Argent facile. Pour les villageois qui ont commencé
la plantation des arbres fournis par une compagnie chinoise, c'est
le rêve d'argent facile.
«On n'en avait jamais planté, mais les Chinois nous ont promis
que ça rapporterait jusqu'à 30 centimes d'euro par arbre chaque
jour », 
explique ce chef. Il n'a pas le choix.
«Si on refuse, le gouvernement local a dit qu'il donnerait notre
terre à d'autres planteurs venus d'ailleurs.» 
Comme la plupart
des paysans convertis à l'or élastique, ce père de cinq enfants ne
sait pas qu'il devra abandonner ses autres cultures pour assurer
cette activité intensive, devenant ainsi dépendante d'une société
qui fixe seule les prix. Le danger est la récupération des terres
par les exploitants.
«Ils travaillent lentement, ne se préoccupent que du lendemain,
ce sont des gens de qualité inférieure», 
se plaint M. Kuang,
expert agronome chinois et investisseur dans la province de Bokéo,
où il est venu former les populations locales à la plantation de
l'hévéa. Selon lui,
«pas besoin de contrat» avec les paysans qui
«ne comprennent rien» . Au nom de sa société Lei Lin, il a en
revanche signé des accords avec les autorités : en cas de
«mauvaise gestion» des plantations, des amendes seront
imposées aux agriculteurs, voire l'éviction pure et simple.

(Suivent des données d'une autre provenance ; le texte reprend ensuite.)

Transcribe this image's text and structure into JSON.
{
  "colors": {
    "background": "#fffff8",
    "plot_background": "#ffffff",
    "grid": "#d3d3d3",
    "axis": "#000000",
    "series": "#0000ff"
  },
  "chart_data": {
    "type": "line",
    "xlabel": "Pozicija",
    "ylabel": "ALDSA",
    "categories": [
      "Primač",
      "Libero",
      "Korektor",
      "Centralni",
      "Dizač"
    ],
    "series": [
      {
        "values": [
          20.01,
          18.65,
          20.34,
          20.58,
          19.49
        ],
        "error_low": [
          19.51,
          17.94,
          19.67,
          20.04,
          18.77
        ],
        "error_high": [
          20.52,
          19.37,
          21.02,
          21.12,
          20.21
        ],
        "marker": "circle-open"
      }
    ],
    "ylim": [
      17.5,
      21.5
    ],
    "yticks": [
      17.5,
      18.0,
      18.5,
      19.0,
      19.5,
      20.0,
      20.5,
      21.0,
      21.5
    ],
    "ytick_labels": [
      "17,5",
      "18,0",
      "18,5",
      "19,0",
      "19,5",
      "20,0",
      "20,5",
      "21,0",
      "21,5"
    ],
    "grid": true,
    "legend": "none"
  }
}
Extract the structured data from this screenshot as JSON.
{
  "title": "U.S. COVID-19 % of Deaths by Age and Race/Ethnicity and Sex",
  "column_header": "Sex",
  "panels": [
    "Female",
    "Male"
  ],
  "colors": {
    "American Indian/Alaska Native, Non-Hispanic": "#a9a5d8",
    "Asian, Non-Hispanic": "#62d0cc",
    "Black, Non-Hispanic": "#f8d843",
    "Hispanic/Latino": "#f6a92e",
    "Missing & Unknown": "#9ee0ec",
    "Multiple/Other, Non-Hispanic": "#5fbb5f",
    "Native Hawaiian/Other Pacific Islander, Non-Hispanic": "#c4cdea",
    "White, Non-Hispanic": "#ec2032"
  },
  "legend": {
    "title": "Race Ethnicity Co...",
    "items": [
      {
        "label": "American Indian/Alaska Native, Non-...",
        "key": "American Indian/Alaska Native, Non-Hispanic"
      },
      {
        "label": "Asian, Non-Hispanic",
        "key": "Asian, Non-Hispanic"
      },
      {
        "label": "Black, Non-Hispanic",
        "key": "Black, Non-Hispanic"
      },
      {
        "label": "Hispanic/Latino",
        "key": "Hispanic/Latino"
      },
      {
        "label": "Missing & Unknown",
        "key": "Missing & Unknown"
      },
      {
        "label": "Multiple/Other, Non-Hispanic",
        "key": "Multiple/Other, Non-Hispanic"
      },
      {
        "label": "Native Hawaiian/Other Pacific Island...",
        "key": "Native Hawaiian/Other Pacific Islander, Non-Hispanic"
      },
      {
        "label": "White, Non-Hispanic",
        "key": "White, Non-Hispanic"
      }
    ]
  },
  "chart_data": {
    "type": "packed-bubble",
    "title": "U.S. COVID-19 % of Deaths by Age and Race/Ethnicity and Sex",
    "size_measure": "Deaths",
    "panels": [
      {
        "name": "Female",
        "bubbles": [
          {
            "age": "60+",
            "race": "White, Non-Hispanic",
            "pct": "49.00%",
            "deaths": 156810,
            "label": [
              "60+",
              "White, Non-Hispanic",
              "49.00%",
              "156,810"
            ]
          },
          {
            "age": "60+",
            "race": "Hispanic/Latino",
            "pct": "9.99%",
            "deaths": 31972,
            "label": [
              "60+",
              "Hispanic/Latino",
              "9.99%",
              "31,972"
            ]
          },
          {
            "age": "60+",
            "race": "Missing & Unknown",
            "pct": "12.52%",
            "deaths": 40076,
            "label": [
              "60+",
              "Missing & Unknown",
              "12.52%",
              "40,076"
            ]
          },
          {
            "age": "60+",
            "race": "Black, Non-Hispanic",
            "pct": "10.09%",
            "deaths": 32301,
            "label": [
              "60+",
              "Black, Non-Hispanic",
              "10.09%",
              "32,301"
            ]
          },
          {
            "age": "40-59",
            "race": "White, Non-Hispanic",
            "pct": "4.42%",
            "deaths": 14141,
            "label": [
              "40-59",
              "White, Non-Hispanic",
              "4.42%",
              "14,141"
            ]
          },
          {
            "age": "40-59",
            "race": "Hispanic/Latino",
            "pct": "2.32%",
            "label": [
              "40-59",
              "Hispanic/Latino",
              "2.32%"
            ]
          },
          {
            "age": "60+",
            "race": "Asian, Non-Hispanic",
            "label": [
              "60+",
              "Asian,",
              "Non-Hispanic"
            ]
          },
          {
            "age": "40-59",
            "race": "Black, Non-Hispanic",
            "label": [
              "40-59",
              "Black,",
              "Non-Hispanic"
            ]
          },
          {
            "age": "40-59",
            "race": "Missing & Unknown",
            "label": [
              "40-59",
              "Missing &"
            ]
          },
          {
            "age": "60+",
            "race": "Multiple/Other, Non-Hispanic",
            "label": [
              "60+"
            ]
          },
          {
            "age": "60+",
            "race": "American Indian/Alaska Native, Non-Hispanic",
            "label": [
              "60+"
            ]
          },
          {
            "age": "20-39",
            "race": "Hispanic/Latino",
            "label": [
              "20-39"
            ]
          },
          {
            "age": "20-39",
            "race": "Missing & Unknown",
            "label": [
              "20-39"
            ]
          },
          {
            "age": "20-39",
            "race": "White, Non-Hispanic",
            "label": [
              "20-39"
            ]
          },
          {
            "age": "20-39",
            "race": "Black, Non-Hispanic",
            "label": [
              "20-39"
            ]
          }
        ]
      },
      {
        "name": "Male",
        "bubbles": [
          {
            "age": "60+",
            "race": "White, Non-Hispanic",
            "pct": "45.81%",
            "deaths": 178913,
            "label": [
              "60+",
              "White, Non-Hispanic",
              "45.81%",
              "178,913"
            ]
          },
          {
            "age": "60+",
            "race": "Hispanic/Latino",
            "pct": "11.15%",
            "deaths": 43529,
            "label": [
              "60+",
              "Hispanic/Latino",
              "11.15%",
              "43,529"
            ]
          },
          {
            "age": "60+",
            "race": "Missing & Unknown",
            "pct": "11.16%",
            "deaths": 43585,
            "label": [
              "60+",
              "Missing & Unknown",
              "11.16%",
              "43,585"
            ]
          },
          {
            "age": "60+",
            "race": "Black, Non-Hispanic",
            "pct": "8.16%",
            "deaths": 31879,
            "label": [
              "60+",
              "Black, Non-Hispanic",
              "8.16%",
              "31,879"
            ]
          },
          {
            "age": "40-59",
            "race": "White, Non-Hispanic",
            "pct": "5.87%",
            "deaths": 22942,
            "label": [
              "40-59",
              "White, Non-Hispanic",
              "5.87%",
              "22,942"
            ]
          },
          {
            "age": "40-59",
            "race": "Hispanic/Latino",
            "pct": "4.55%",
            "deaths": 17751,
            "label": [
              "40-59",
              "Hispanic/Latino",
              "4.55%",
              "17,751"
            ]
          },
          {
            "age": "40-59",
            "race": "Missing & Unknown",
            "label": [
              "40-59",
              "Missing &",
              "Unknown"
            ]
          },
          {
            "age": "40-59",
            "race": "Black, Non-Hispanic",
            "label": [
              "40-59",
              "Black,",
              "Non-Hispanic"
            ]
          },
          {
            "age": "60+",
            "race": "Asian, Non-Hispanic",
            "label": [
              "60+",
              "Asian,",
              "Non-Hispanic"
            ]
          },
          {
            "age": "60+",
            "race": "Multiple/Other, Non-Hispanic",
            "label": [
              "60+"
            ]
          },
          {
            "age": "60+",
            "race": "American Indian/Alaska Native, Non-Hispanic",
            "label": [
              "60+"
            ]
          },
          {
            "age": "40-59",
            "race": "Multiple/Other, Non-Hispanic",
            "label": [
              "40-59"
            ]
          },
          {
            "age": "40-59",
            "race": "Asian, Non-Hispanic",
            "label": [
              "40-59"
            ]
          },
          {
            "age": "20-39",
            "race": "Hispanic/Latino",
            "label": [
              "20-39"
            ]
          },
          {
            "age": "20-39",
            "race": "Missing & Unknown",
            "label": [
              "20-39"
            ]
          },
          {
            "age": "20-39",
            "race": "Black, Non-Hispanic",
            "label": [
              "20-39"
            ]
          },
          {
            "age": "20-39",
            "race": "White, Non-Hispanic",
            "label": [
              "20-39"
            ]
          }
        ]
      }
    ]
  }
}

Et, si
aucune main d'oeuvre qualifiée n'est disponible, des travailleurs
étrangers seront sollicités. Une aubaine pour M.Kuang :
«Pour l'instant, les locaux acceptent d'aménager les plantations
car on les laisse planter du riz entre les arbres pendant deux ans.
Mais quand viendra le moment de l'exploitation, ils risquent de ne
pas tenir le rythme. Alors, on leur reprendra la terre et on fera
venir de la main-d'oeuvre chinoise, ça ne manque pas chez
nous», 
dit-il fièrement.

A travers tout le pays, c'est la même déferlante. D'environ 14
000 hectares de plantations d'hévéa aujourd'hui, les autorités ont
planifié 200 000 hectares dans trois ans, exploités en majorité par
des groupes chinois privés. Il s'agit de soulager les demandes de
la Chine, assoiffée de matières premières, où la production a
atteint son niveau maximal. Déjà vingt-sept sociétés chinoises
exploitent le latex au Laos, et elles sont venues les mains
pleines. Elles offrent les jeunes pousses, la technologie, les
engrais chimiques, forment les paysans, construisent les usines de
raffinage ainsi que les routes pour acheminer le caoutchouc vers la
Chine, et ouvrent même des banques de crédit rural destinées
exclusivement aux intérêts chinois. En échange, elles détiennent 40
à 80 % de la récolte pendant trente ans.

«Grand frère». 
Officiellement, cette porte ouverte
aux exploitants chinois fait partie du plan de développement
national dans un pays où huit personnes sur dix vivent de
l'agriculture de subsistance.
«La culture du caoutchouc se substitue à celle du pavot et
permet d'améliorer le niveau de vie», 
justifie la presse
officielle laotienne. C'est surtout une politique de la main tendue
à la Chine qui, après la Birmanie et le Cambodge, a jeté son dévolu
sur le Laos. Le «grand frère» communiste fournit presque la moitié
de l'aide internationale au Laos, garantit une assistance militaire
et diplomatique, et y investit massivement dans les mines, les
exploitations forestières et les barrages électriques. C'est que,
avec six millions d'habitants sur la superficie du Royaume-Uni, de
grandes richesses naturelles, une administration corrompue et une
économie sous-développée, le Laos ne fait pas le poids.
«L'afflux de Chinois a un impact majeur sur la société et le
commerce, et va sans doute conduire à une sinisation du pays.
Malheureusement, dans un Etat à parti unique, il ne peut y avoir
aucun débat», 
déplore Grant Evans, spécialiste du Laos depuis
trente ans.
Les ONG internationales assistent, impuissantes, à ce
changement. Sous le couvert de l'anonymat, la représentante d'une
organisation occidentale qui travaille dans le nord du pays depuis
dix ans déplore le choix du tout-caoutchouc :
«La monoculture imposée est la marque de ce qu'on peut appeler
une forme de colonisation moderne de la part de la Chine. Cela
compromet tous nos efforts pour un développement durable et
diversifié.» 
Pour Sombath Somphone, lauréat laotien du prix
Magsaysay (le Nobel du développement),
«nous sommes en train de passer directement dans l'arrière-cour
de la mondialisation, au lieu de faire jouer nos atouts comme
l'artisanat, l'agriculture et le tourisme». 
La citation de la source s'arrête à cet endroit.